Deogarh is archaeologically and religiously significant for the monuments built by the Guptas and the established monuments of Hindu and Jain origins in and outside the fort atop the hill in the village. These monuments are protected by the Department of Archaeology of the Archaeological Survey of India (ASI).
Etymology of Deogarh
The name ‘Deogarh’ is the concoction of two Sanskrit words, namely ‘Deo’ referring to God and ‘garh’ meaning fort. The name thus signifies ‘Fort of the Gods’ literally.
Location of Deogarh
Deogarh village is situated along the right bank of Betwa River, at the point where it joins the reservoir formed by the Rajghat Dam. It is at the western end of the Lalitpur hills, 23 kilometres (14 miles) south-east of the Lalitpur town in the district and 123 kilometres (76 miles) south of the divisional administrative centre at Jhansi.
Demographics of Deogarh
As per the Census India 2011 report, the total population residing in the Deogarh village is 783, with a total of 152 households. The sex distribution of the population is 406 males and 377 females. The population of children between 0 to 6 years of age is 161. The literacy rate was recorded at approximately 41 per cent. Hindi and Bundeli are the main languages spoken here.
History of Deogarh
The earliest traces of history in Deogarh date back to the Gupta period between the 4th and the 6th centuries, which is known as the “golden period” of Indian history. This was also the time when Brahminical, Buddhist and Jain activities flourished in Northern India. It was during this age of the Guptas when the most famous and frequented temple of Deogarh was established, the Dashavatara Temple dedicated to Lord Vishnu. The Gupta period was followed by the Jain period between the 8th and the 17th centuries, where innumerable temples have been traced.
Tourism in Deogarh
The monuments of the Deogarh village are the prominent places of interest. For centuries, Deogarh has been famous as a temple town and attracts lots of tourists who look out for unconventional places.
Belonging to the 6th century, the Dashavatara Temple is the earliest known Panchayatana temple of North India. The sculptural art evolved immensely in this era, and this is well exemplified by the figurine sculptures which adorn the temples and their architecture of the time.
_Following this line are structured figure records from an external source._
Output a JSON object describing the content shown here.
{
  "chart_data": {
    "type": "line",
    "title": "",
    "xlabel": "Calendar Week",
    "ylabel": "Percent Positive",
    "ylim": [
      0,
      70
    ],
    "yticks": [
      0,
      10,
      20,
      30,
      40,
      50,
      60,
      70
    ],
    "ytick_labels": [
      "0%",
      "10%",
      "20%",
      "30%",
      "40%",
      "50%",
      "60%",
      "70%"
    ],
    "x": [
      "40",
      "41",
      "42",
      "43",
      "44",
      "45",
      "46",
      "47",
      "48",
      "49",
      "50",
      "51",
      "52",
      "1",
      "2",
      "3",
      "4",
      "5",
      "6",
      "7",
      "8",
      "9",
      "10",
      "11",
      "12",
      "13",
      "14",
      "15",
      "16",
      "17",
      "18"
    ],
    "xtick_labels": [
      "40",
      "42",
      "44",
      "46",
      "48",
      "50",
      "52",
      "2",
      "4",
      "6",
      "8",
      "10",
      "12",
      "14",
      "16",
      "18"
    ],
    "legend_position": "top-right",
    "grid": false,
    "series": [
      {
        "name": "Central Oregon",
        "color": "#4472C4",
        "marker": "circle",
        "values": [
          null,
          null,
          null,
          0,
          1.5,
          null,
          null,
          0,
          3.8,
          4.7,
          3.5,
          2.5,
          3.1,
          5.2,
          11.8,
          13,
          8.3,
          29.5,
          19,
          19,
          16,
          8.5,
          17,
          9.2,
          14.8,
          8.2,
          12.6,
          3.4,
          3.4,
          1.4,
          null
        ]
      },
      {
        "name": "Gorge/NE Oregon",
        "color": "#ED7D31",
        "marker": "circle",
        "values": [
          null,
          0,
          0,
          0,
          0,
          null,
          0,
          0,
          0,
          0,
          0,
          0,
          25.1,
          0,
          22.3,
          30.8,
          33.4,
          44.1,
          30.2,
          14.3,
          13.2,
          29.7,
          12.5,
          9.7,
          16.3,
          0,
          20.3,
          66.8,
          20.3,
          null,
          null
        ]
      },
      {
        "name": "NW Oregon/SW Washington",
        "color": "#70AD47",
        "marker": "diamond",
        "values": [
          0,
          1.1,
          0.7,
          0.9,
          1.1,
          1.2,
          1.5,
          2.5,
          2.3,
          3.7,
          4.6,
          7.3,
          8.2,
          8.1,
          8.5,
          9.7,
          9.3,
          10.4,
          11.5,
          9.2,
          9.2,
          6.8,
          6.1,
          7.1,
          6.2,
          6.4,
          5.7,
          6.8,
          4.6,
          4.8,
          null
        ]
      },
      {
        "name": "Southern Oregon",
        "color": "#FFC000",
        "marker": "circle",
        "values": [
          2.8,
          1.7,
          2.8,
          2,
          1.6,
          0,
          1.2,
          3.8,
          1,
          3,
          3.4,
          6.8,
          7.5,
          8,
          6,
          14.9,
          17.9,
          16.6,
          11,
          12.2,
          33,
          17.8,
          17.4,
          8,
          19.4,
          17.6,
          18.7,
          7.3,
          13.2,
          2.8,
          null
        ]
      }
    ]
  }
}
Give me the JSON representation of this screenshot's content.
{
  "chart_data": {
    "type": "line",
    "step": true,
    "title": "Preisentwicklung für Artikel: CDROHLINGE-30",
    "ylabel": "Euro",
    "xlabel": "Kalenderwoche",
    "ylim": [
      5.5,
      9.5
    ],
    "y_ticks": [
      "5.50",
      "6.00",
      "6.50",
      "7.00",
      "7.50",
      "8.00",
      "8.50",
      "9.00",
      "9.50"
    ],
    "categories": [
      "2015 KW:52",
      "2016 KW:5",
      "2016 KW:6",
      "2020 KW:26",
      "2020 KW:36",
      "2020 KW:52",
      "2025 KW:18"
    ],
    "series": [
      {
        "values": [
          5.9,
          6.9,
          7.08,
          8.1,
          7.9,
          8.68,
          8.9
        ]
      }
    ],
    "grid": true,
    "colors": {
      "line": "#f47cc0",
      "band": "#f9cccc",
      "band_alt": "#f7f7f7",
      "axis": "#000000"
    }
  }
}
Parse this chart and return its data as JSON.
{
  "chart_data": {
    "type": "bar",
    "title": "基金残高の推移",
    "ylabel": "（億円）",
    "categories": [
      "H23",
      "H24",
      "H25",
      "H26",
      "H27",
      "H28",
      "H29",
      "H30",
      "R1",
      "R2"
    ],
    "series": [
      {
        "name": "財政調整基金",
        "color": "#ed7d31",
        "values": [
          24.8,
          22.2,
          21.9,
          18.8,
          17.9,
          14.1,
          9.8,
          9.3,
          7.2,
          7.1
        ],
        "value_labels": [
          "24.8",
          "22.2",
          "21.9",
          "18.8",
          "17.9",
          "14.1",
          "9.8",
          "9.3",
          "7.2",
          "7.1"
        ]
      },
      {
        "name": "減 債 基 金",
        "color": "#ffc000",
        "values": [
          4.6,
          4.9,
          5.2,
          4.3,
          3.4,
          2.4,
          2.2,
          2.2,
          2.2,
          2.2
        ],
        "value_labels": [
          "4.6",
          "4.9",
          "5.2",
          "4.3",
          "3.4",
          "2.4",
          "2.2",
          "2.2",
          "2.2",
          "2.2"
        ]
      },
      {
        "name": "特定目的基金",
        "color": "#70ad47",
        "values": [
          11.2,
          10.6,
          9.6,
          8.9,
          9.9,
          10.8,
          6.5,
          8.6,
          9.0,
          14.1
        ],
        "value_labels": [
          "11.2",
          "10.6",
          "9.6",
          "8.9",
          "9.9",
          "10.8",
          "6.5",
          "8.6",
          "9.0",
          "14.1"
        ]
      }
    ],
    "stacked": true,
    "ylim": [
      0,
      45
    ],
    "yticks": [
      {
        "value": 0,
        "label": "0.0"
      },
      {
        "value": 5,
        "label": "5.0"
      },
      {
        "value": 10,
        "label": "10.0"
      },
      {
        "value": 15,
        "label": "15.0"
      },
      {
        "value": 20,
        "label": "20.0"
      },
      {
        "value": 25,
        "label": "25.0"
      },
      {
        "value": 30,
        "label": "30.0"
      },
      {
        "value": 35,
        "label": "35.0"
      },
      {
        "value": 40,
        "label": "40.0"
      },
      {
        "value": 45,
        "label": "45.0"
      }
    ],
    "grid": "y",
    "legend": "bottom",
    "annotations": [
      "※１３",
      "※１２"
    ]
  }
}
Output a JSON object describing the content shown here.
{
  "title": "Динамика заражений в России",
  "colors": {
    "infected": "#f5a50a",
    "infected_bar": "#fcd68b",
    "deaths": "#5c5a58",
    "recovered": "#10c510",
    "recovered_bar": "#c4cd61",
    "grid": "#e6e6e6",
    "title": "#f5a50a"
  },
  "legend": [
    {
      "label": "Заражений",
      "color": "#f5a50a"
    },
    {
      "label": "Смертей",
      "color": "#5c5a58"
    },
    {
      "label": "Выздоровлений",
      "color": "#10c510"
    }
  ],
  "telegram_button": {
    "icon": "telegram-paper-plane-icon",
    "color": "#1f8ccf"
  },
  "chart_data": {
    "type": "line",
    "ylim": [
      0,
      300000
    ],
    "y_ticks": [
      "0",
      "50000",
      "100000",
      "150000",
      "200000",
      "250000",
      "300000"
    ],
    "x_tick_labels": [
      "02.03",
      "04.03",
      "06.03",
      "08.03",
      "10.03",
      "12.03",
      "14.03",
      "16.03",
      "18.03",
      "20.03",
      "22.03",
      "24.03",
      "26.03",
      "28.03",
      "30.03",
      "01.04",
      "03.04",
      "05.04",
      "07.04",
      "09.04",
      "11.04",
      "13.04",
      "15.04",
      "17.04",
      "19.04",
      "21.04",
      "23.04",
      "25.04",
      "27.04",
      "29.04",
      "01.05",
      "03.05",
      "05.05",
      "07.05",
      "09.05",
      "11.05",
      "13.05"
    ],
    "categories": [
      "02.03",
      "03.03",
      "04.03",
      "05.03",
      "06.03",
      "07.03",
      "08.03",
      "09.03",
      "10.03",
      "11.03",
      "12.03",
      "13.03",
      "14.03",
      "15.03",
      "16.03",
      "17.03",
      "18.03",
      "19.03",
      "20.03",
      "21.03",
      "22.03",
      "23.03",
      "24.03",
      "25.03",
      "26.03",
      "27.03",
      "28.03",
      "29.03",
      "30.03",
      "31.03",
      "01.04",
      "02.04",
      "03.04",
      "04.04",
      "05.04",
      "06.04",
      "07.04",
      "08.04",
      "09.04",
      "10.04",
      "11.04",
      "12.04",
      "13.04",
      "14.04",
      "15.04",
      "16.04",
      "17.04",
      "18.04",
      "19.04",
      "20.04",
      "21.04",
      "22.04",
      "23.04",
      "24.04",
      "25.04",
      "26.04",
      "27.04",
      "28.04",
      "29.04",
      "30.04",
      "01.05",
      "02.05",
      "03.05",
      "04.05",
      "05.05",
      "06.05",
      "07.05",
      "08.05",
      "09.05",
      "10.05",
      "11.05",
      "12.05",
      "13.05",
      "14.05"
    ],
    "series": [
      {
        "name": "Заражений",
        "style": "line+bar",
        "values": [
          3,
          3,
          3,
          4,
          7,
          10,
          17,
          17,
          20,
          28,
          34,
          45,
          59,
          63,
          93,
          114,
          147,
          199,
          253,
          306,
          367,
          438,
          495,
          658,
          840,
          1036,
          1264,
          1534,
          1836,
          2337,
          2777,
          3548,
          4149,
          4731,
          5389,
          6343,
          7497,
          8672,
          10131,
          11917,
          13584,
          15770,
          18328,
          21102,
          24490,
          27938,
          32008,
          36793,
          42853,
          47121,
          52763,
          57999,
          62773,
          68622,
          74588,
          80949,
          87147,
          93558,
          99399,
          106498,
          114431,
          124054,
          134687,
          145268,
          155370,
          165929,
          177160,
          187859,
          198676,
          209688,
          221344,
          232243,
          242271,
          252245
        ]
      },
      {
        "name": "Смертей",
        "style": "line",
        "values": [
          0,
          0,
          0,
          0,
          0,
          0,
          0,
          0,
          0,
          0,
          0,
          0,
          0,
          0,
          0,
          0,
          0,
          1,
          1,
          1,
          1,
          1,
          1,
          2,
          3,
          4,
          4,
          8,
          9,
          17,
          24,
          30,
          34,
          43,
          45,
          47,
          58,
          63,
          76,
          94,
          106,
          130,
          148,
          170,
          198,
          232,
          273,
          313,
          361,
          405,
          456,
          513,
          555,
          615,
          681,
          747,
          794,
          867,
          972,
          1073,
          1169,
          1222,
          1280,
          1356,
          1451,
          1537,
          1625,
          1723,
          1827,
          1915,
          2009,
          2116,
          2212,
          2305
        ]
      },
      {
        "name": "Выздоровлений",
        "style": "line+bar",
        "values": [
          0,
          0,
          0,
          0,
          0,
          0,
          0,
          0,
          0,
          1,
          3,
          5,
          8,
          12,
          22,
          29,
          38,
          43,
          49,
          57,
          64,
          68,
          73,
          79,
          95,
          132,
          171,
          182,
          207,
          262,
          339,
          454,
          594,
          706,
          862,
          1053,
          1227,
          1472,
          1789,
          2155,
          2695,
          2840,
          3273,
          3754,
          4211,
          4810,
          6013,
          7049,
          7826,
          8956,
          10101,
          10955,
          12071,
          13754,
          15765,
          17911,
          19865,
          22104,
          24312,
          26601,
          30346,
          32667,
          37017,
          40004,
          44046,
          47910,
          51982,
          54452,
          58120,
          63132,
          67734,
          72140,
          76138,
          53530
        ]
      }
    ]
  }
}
The village is also famous for its Jain temples, which number to as many as 31 and their panels vividly depict scenes from the Jain Mythology, votive pillars, votive tablets and Jain Tirthankara images, sculpted on all sides.
There are ghats that are of archaeological significance. The three ‘ghats’ provide approach to the Betwa River edge from the fort - the Nahar Ghat, the Rajghat and the ghat with the Siddha-ki-Gufa.
Visiting Information to Deogarh
Deogarh is well connected by buses to all important centres in the region. The nearest airports are the Khajuraho Airport in the Chhatarpur District of Madhya Pradesh and Gwalior Airport in Madhya Pradesh, distanced 220 kilometres and 255 kilometres respectively. The nearest railway station is Jakhalaun Station, 13 kilometres from Deogarh, whereas Lalitpur is the most convenient railhead, 30 kilometres from Deogarh.